Saturday morning, after spilling and then sitting in cornbread at Cajun Kitchen and buying a wig, Allan and I decided to leave later that afternoon for a campground in Ojai that I’d been to years before. I ran to the art store to buy some supplies while my clothes dried and my pack sat half-full. We bought some food and left.

My peerless navigation put us about 80 miles off course, though we hadn’t trekked too far before realizing we had neglected to bring the one thing that we actually might have needed to survive: water. So we compromised by stopping at a Vons and camping at Lake Casitas. We settled in and talked as the coals warmed, the air cooled, and the sky and lake purpled and dimmed.

The first time we truly noticed what was to become a consistent source of astonished amusement was when we caught the tail of a conversation: “Yeah, so there’s this dude on a stepladder bangin’ a horse and he gets kicked off.” Our neighbors, a gaggle of dudes who were quickly tumbling down the hill of life, gaining speed as they bumbled into ruddy-cheeked, beer-gutted, callously conservative middle age, had made their presence known. Allan noted that they seemed to have been the kind of guys who had only aspired to join fraternities, and so they had now created their own. I disagreed, thinking that instead they were still living that life in the moments that their bosses and spouses allowed. They still threw red plastic cups into the fire, called each other faggot if any two of them were standing together for any reason, made jokes about Jennifer Lopez’s ass that were at least nine years stale, and skirted around any form of reasonable, human conversation.

I know this seems judgmental, perhaps bitterly and snobbishly so. It might be, but we tried not to construct stereotypes. The dudes simply grabbed our hands (faggots) and stacked the bricks themselves. In the end, I can do no better than tell their story through their own words:

“So, I’m at Niagra Falls, youknow, and Niagra Falls is like fuckin’ Vegas.”

“What?”

“Yeah, man. Like fuckin’ Vegas. I donno, there’s lights and shit everywhere. So I’m walking around with my wife and I’m fucking drunk as shit ‘cuz the company’s paying for it youknow. We go into this store and I see this shirt with this stick-figure dude on it and he doesn’t have a head and at the bottom it says ‘NEED HEAD.’ I laughed my fuckin’ ass off man. There was these two lesbians standing there and I showed it to them and those bitches got mad and walked out the fuckin’ store, man. I showed it to my wife and she nearly popped the baby out right there.”

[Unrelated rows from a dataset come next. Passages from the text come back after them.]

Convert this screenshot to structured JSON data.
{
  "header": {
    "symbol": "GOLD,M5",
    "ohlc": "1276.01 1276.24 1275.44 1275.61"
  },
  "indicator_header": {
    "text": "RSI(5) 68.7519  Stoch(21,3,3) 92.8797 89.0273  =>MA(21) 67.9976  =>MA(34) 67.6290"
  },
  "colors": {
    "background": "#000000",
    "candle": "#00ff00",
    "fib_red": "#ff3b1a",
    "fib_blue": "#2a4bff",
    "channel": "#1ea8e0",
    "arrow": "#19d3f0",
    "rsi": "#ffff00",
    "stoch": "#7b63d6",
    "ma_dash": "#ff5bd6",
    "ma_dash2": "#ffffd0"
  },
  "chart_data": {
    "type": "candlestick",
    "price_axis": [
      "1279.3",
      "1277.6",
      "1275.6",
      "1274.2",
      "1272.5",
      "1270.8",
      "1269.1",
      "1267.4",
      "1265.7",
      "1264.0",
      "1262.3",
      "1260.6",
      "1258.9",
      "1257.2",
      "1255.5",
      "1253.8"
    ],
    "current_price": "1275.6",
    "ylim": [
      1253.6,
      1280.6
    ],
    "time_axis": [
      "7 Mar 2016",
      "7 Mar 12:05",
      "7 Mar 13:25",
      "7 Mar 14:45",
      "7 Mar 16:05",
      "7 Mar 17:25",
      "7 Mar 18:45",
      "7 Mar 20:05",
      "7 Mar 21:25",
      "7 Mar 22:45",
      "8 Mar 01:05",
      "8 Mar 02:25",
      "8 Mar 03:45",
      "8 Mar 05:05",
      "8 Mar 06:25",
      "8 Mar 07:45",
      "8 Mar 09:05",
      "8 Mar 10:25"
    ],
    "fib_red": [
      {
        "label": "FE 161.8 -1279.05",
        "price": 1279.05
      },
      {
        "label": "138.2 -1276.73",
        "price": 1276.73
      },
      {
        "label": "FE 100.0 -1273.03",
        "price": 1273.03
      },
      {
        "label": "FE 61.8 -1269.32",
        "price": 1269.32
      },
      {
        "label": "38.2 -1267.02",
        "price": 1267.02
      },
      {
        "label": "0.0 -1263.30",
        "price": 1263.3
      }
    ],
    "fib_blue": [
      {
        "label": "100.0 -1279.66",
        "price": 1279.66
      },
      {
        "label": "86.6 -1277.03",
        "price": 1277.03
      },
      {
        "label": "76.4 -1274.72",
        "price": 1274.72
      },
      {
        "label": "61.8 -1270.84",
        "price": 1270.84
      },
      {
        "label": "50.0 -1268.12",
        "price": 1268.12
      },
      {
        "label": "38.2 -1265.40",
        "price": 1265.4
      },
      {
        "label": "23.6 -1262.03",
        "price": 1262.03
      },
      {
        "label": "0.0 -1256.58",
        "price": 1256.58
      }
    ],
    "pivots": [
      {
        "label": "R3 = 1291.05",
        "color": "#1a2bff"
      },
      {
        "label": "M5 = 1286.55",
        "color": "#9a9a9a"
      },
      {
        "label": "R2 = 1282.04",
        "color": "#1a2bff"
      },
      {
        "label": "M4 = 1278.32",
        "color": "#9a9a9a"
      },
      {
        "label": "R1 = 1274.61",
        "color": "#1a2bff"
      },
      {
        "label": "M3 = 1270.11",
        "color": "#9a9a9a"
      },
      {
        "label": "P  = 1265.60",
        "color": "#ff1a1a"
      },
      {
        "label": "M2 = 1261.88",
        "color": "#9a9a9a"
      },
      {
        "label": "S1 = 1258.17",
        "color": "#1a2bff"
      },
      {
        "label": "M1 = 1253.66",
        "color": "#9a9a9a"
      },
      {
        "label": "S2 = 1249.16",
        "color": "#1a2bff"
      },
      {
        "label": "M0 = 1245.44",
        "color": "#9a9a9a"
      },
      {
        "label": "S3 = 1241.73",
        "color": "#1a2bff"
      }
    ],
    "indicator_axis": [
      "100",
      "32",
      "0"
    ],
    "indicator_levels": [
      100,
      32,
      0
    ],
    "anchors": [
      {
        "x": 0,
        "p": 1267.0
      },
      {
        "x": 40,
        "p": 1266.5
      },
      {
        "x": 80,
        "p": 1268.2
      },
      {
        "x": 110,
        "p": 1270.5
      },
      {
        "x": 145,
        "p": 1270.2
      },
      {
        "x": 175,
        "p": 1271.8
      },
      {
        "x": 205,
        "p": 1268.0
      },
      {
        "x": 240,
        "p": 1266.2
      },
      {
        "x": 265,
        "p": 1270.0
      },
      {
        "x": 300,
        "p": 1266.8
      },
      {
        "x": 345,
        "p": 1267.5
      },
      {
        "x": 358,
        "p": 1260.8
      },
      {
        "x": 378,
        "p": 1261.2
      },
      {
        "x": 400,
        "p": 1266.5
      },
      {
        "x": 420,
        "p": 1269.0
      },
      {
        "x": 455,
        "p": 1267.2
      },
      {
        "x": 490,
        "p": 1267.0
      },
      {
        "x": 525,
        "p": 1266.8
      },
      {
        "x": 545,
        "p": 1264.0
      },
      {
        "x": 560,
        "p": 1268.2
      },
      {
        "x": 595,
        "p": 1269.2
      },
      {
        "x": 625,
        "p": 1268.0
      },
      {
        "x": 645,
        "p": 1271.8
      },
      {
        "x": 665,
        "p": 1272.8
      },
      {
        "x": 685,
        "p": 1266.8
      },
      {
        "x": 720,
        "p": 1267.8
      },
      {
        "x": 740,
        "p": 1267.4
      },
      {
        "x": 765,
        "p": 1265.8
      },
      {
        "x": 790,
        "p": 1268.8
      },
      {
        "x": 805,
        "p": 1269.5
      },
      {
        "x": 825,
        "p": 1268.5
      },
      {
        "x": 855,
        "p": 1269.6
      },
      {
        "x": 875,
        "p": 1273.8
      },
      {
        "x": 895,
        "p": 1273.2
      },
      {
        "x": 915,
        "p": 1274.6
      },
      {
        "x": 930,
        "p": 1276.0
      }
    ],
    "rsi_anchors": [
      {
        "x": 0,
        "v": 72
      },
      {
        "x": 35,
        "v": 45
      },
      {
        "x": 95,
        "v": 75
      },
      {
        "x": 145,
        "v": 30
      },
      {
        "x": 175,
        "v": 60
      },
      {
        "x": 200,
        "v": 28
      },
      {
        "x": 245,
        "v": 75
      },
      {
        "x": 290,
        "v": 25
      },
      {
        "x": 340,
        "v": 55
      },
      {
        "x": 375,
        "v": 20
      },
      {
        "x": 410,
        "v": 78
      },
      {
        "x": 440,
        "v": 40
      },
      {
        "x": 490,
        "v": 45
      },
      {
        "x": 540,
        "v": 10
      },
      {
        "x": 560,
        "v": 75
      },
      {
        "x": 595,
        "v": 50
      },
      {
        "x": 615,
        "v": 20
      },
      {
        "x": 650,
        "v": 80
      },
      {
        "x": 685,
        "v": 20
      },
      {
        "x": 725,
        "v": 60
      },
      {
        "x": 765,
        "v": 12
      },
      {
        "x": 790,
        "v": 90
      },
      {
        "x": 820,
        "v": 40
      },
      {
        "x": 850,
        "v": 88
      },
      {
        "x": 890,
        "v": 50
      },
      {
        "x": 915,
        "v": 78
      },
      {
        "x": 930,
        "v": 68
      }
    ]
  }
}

This was followed by the touching story of how he left his wife at the hospital so he could go home and change because he wanted to be sure he was wearing his hilarious dinosaur fart joke t-shirt when his second child entered the world. Apparently his clearly unreasonable wife didn’t approve.


Saturday night went quickly as we ate, talked and fed the fire. Luminous R/C planes wheeled silently above the lake, tiny knowable UFOs.


I woke up with the dawn and jogged a very small arc of the lakeshore. I waved past fruitless fishermen and interrupted the hunt of a few sagely patient, stark-white heron. After coffee and oatmeal the day began to warm. I sat in my poorly-hung hammock, read and thought of nothing else. I sat and experimented with charcoal until at Allan’s suggestion I began my “sick dragon.” While he diligently helped clean the remnants of dozens of past campouts, Allan found an incredible artifact:


After a few hours our tents came down, we filled our packs and drove back up the coast.

This post seems to be one of those things that can't end elegantly, and so it has to simply end. Maybe then I'll just let it end on a soapbox: take a day to do the thing you love. You might find it gives you a hell of a lot more than you thought it could.